In this case, it is not necessary to consider the Biblical text as insisting that the world was Created literally in one of our weeks – it could have taken any amount of time; and furthermore, we need not view the various first six days as being periods of equal length – they may each be a long period of time of any length (of whatever length scientific measurement shows them to be), without even needing to call upon a variable geometry concept of time.
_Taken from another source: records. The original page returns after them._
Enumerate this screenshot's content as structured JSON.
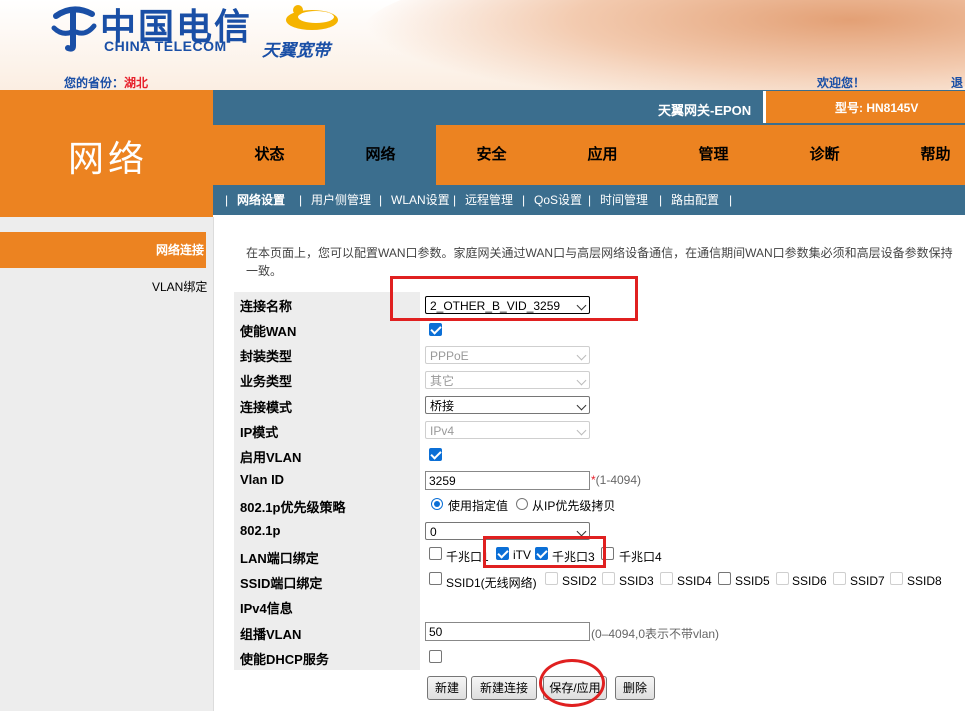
{
  "header": {
    "brand_cn": "中国电信",
    "brand_en": "CHINA TELECOM",
    "tianyi": "天翼宽带",
    "province_label": "您的省份：",
    "province_value": "湖北",
    "welcome": "欢迎您！",
    "logout": "退"
  },
  "topbar": {
    "gateway": "天翼网关-EPON",
    "model": "型号: HN8145V"
  },
  "section_title": "网络",
  "nav": {
    "tabs": [
      "状态",
      "网络",
      "安全",
      "应用",
      "管理",
      "诊断",
      "帮助"
    ],
    "active_index": 1
  },
  "subnav": {
    "items": [
      "网络设置",
      "用户侧管理",
      "WLAN设置",
      "远程管理",
      "QoS设置",
      "时间管理",
      "路由配置"
    ],
    "separator": "|",
    "active_index": 0
  },
  "sidebar": {
    "items": [
      "网络连接",
      "VLAN绑定"
    ],
    "active_index": 0
  },
  "description": {
    "line1": "在本页面上，您可以配置WAN口参数。家庭网关通过WAN口与高层网络设备通信，在通信期间WAN口参数集必须和高层设备参数保持",
    "line2": "一致。"
  },
  "form": {
    "labels": {
      "conn_name": "连接名称",
      "enable_wan": "使能WAN",
      "encap": "封装类型",
      "service": "业务类型",
      "conn_mode": "连接模式",
      "ip_mode": "IP模式",
      "enable_vlan": "启用VLAN",
      "vlan_id": "Vlan ID",
      "prio_policy": "802.1p优先级策略",
      "p8021": "802.1p",
      "lan_bind": "LAN端口绑定",
      "ssid_bind": "SSID端口绑定",
      "ipv4_info": "IPv4信息",
      "mcast_vlan": "组播VLAN",
      "enable_dhcp": "使能DHCP服务"
    },
    "values": {
      "conn_name": "2_OTHER_B_VID_3259",
      "enable_wan": true,
      "encap": "PPPoE",
      "service": "其它",
      "conn_mode": "桥接",
      "ip_mode": "IPv4",
      "enable_vlan": true,
      "vlan_id": "3259",
      "vlan_id_required": "*",
      "vlan_id_hint": "(1-4094)",
      "prio_option_a": "使用指定值",
      "prio_option_b": "从IP优先级拷贝",
      "prio_selected": "使用指定值",
      "p8021": "0",
      "mcast_vlan": "50",
      "mcast_hint": "(0–4094,0表示不带vlan)",
      "enable_dhcp": false
    },
    "lan_ports": [
      {
        "label": "千兆口1",
        "checked": false
      },
      {
        "label": "iTV",
        "checked": true
      },
      {
        "label": "千兆口3",
        "checked": true
      },
      {
        "label": "千兆口4",
        "checked": false
      }
    ],
    "ssids": [
      {
        "label": "SSID1(无线网络)",
        "checked": false,
        "enabled": true
      },
      {
        "label": "SSID2",
        "checked": false,
        "enabled": false
      },
      {
        "label": "SSID3",
        "checked": false,
        "enabled": false
      },
      {
        "label": "SSID4",
        "checked": false,
        "enabled": false
      },
      {
        "label": "SSID5",
        "checked": false,
        "enabled": true
      },
      {
        "label": "SSID6",
        "checked": false,
        "enabled": false
      },
      {
        "label": "SSID7",
        "checked": false,
        "enabled": false
      },
      {
        "label": "SSID8",
        "checked": false,
        "enabled": false
      }
    ]
  },
  "buttons": {
    "new": "新建",
    "new_conn": "新建连接",
    "save": "保存/应用",
    "delete": "删除"
  },
  "colors": {
    "orange": "#ec8321",
    "blue_bar": "#3b6e8e",
    "annotation_red": "#e02020",
    "brand_blue": "#1a4fa6"
  }
}
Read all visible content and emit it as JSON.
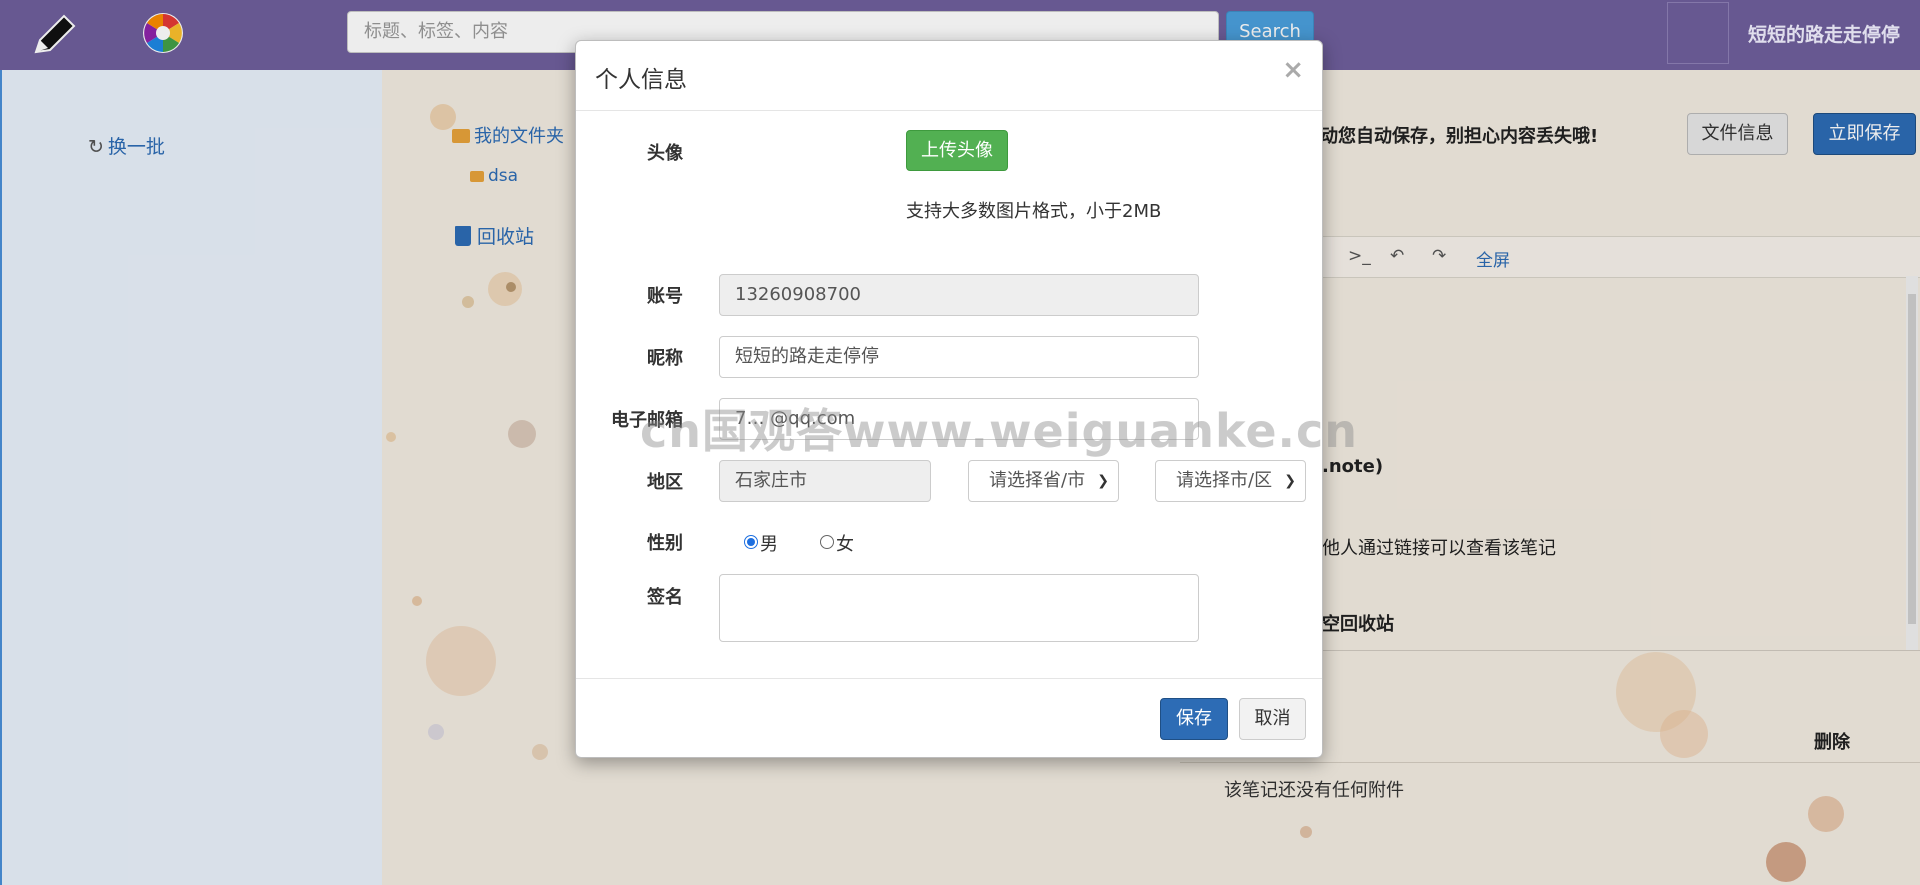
{
  "header": {
    "search_placeholder": "标题、标签、内容",
    "search_button": "Search",
    "user_name": "短短的路走走停停"
  },
  "sidebar": {
    "refresh_label": "换一批",
    "folders": {
      "root_label": "我的文件夹",
      "child_label": "dsa",
      "recycle_label": "回收站"
    }
  },
  "editor": {
    "autosave_notice": "动您自动保存，别担心内容丢失哦!",
    "file_info_button": "文件信息",
    "save_now_button": "立即保存",
    "toolbar": {
      "terminal_symbol": ">_",
      "fullscreen": "全屏"
    },
    "visible_fragments": [
      ".note)",
      "他人通过链接可以查看该笔记",
      "空回收站"
    ],
    "attachments": {
      "delete_header": "删除",
      "empty_text": "该笔记还没有任何附件"
    }
  },
  "modal": {
    "title": "个人信息",
    "close_symbol": "×",
    "avatar": {
      "label": "头像",
      "upload_button": "上传头像",
      "hint": "支持大多数图片格式，小于2MB"
    },
    "account": {
      "label": "账号",
      "value": "13260908700"
    },
    "nickname": {
      "label": "昵称",
      "value": "短短的路走走停停"
    },
    "email": {
      "label": "电子邮箱",
      "value": "7… @qq.com"
    },
    "region": {
      "label": "地区",
      "value": "石家庄市",
      "province_select": "请选择省/市",
      "city_select": "请选择市/区"
    },
    "gender": {
      "label": "性别",
      "options": [
        "男",
        "女"
      ],
      "selected": "男"
    },
    "signature": {
      "label": "签名",
      "value": ""
    },
    "save_button": "保存",
    "cancel_button": "取消"
  },
  "watermark": "cn国观答www.weiguanke.cn",
  "colors": {
    "topbar": "#6f5f9c",
    "primary": "#2d6cb5",
    "success": "#52b052",
    "search_button": "#4ba0dd"
  }
}
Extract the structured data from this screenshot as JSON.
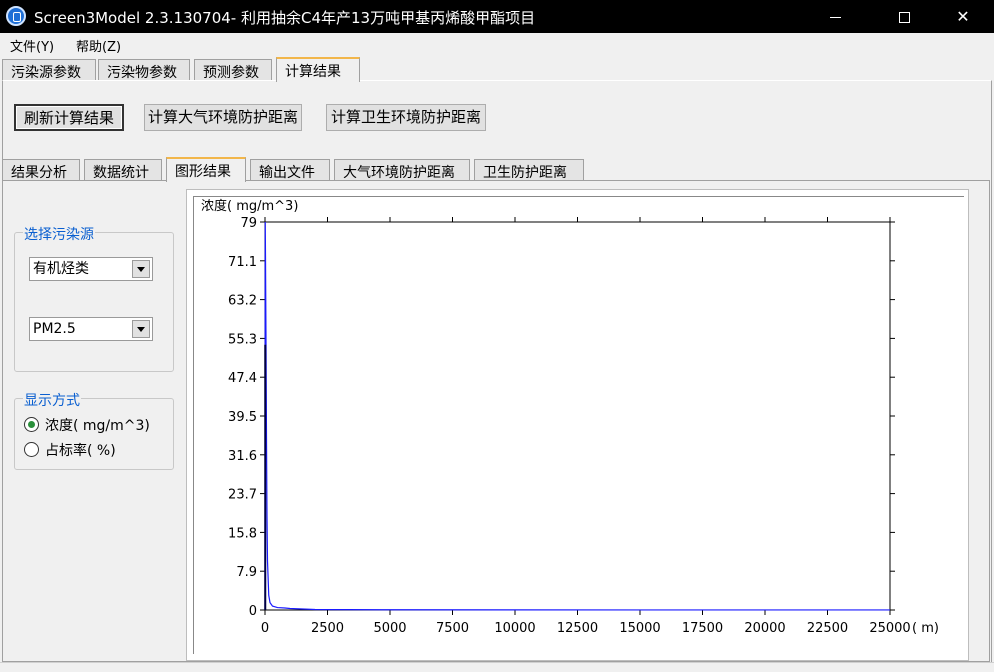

There still remains a problem concerning the order of appearance of material bodies. Thus, the Earth and vegetable matter make their appearance on the third day; the Sun, Moon and Stars appear on the fourth day; the animals on the fifth and sixth days (interestingly, aquatic creatures and birds precede land creatures); and humans on the sixth. Science would not agree to this sequence of things. But medieval Jewish commentators have also previously suggested a revised order, claiming that the Divine decision concerning this or that event preceded its actualization, so that the physical sequence need not be taken literally as written. We may accept this argument, here.

Ultimately, if religion is to be free of the criticism leveled against it, with much justification, by Karl Popper, that unlike science it refuses to accept the methodological imperative of ‘falsifiability’, it must submit to change in the light of new data and give up on dogmatism. As far as I can see, the above suggestions are not hard-to-swallow changes.


Back to Chapter 8


[1] The reader is here referred to books on space-time Physics, such as that of Taylor and Wheeler. It is years since I personally studied the subject, so my memory of details is often sketchy, though I hopefully retained the main essentials.

[2] To some commentators, the claim of Genesis that the Earth was created a ‘day’ before the Sun is a problem, in that ‘days’ (of 24 hours) are counted only once both Earth and Sun are in existence. However, this objection does not seem weighty to me, since we are able to conceive of time and time-intervals more abstractly, starting from any manifestation of changing matter, or indeed of changing mind-stuff.